It could look like this:
template <typename Iterator>
struct BNF: qi::grammar<Iterator, Ast::Syntax()> {
BNF(): BNF::base_type(start) {
using namespace qi;
start = skip(blank) [ _rule % +eol ];
_rule = _rule_name >> "::=" >> _expression;
_expression = _list % '|';
_list = +_term;
_term = _literal | _rule_name;
_literal = '"' >> *(_character - '"') >> '"'
| "'" >> *(_character - "'") >> "'";
_character = alnum | char_("\"'| !#$%&()*+,./:;>=<?#]\\^_`{}~[-");
_rule_name = '<' >> (alpha >> *(alnum | char_('-'))) >> '>';
BOOST_SPIRIT_DEBUG_NODES(
(_rule)(_expression)(_list)(_term)
(_literal)(_character)
(_rule_name))
}
private:
qi::rule<Iterator, Ast::Syntax()> start;
qi::rule<Iterator, Ast::Rule(), qi::blank_type> _rule;
qi::rule<Iterator, Ast::Expression(), qi::blank_type> _expression;
qi::rule<Iterator, Ast::List(), qi::blank_type> _list;
// lexemes
qi::rule<Iterator, Ast::Term()> _term;
qi::rule<Iterator, Ast::Name()> _rule_name;
qi::rule<Iterator, std::string()> _literal;
qi::rule<Iterator, char()> _character;
};
Now it will parse your sample (corrected to be BNF):
std::string const input = R"(<code> ::= <letter><digit> | <letter><digit><code>
<letter> ::= "a" | "b" | "c" | "d" | "e" | "f" | "g" | "h" | "i"

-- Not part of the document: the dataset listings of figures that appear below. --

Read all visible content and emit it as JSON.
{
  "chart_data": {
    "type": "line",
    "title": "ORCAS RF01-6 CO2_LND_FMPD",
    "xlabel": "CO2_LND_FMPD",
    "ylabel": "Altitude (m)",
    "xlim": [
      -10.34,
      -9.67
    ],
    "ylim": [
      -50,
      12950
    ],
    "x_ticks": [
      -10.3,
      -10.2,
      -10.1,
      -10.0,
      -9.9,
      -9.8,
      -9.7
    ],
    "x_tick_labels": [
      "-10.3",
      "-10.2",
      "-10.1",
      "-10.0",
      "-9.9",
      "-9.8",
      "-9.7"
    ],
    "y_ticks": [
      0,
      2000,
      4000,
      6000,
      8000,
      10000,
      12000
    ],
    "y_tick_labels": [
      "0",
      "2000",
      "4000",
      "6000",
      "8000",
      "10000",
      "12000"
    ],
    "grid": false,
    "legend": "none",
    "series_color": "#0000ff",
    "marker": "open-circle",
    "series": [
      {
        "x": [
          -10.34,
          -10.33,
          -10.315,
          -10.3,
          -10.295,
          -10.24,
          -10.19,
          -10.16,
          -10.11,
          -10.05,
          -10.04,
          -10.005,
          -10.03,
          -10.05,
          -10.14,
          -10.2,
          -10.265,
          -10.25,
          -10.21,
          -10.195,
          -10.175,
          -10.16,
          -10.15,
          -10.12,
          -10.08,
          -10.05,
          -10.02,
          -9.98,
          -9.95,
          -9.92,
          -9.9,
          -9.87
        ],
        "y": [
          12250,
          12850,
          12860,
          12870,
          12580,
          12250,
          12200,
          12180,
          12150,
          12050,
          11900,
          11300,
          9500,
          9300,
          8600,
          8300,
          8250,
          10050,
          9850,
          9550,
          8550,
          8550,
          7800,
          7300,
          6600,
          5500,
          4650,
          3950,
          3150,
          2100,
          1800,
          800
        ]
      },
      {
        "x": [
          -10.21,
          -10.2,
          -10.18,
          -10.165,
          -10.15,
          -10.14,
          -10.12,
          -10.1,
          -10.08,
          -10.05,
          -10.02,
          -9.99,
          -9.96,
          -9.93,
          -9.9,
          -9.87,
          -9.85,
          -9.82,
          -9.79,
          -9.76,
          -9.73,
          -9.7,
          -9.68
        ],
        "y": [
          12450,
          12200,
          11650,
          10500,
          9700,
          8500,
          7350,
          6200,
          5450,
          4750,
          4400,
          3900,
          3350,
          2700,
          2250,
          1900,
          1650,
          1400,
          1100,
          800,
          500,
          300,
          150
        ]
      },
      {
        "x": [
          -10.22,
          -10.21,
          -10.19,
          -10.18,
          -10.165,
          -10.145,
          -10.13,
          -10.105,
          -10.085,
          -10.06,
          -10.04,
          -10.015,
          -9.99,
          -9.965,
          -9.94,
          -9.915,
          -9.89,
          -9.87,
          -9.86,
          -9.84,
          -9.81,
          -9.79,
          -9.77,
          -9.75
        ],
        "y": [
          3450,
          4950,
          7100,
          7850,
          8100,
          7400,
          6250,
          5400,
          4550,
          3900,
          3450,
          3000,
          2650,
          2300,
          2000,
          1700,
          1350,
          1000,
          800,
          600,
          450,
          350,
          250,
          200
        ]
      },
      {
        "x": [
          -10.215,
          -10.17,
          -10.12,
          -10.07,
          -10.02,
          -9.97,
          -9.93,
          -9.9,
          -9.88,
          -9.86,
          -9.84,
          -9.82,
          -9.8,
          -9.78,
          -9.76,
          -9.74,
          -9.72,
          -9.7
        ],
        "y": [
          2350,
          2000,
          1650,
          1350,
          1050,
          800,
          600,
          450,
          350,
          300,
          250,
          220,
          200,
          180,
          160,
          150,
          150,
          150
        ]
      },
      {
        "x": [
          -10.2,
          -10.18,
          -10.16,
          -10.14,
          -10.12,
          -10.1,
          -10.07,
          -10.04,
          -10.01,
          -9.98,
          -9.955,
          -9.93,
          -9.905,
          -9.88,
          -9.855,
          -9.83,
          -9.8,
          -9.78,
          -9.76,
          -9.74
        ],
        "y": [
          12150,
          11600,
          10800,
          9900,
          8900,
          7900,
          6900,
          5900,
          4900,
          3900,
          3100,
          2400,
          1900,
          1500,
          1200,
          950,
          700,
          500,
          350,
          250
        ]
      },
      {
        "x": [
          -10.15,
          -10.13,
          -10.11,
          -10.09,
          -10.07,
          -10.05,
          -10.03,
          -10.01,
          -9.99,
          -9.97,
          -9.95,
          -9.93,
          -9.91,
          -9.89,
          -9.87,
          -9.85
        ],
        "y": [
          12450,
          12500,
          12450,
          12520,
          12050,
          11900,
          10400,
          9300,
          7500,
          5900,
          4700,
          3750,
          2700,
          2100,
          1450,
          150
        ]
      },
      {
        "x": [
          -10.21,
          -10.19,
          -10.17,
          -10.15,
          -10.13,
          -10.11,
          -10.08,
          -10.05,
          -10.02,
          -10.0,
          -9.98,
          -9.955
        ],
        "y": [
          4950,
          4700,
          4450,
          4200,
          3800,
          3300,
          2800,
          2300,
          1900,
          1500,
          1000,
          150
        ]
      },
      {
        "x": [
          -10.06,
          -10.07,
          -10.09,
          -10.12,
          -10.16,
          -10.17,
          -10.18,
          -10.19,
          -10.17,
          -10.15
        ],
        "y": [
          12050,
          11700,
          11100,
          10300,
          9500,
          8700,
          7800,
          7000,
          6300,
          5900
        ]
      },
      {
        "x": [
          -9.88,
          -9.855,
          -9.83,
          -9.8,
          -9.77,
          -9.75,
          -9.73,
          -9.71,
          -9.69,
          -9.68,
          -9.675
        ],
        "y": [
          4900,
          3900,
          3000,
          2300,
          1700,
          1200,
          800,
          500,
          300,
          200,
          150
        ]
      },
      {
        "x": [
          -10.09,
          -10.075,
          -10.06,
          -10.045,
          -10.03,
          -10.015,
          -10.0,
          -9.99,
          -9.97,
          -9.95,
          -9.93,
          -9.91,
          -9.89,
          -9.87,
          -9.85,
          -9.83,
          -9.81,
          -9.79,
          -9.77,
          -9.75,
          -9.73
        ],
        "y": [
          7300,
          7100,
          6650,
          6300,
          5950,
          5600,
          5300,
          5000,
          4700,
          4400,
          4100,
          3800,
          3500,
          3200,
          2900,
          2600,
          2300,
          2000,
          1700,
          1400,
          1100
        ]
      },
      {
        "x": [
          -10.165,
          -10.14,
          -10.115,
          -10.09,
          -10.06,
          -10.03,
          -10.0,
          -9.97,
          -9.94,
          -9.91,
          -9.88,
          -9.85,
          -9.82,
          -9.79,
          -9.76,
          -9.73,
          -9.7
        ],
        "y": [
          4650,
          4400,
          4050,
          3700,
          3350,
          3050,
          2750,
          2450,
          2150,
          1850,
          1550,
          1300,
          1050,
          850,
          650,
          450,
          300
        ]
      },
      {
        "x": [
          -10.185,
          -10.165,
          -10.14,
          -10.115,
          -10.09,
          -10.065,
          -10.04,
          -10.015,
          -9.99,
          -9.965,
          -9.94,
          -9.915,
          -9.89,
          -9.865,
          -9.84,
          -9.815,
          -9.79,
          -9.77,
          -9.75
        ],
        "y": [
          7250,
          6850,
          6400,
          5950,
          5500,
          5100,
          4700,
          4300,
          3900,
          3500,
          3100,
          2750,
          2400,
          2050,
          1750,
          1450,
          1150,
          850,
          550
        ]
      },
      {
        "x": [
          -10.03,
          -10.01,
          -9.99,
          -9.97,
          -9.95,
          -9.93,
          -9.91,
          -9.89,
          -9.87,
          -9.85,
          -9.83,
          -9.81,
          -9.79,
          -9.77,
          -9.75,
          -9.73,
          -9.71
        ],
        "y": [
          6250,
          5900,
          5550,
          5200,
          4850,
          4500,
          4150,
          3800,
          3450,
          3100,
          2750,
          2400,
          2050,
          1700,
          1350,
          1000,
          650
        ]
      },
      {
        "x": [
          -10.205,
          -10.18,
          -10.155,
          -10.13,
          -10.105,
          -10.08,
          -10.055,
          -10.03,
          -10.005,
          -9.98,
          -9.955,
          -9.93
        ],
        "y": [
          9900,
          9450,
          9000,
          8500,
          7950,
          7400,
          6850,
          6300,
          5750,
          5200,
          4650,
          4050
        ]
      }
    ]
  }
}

<digit> ::= "0" | "1" | "2" | "3" | "4"
)";
Live On Compiler Explorer
Prints:
code ::= {<letter>, <digit>} | {<letter>, <digit>, <code>}
letter ::= {a} | {b} | {c} | {d} | {e} | {f} | {g} | {h} | {i}
digit ::= {0} | {1} | {2} | {3} | {4}
Remaining: "
"
Support Line-Wrapped Rules
The best way is to not accept them - since the grammar wasn't designed for it unlike e.g. EBNF.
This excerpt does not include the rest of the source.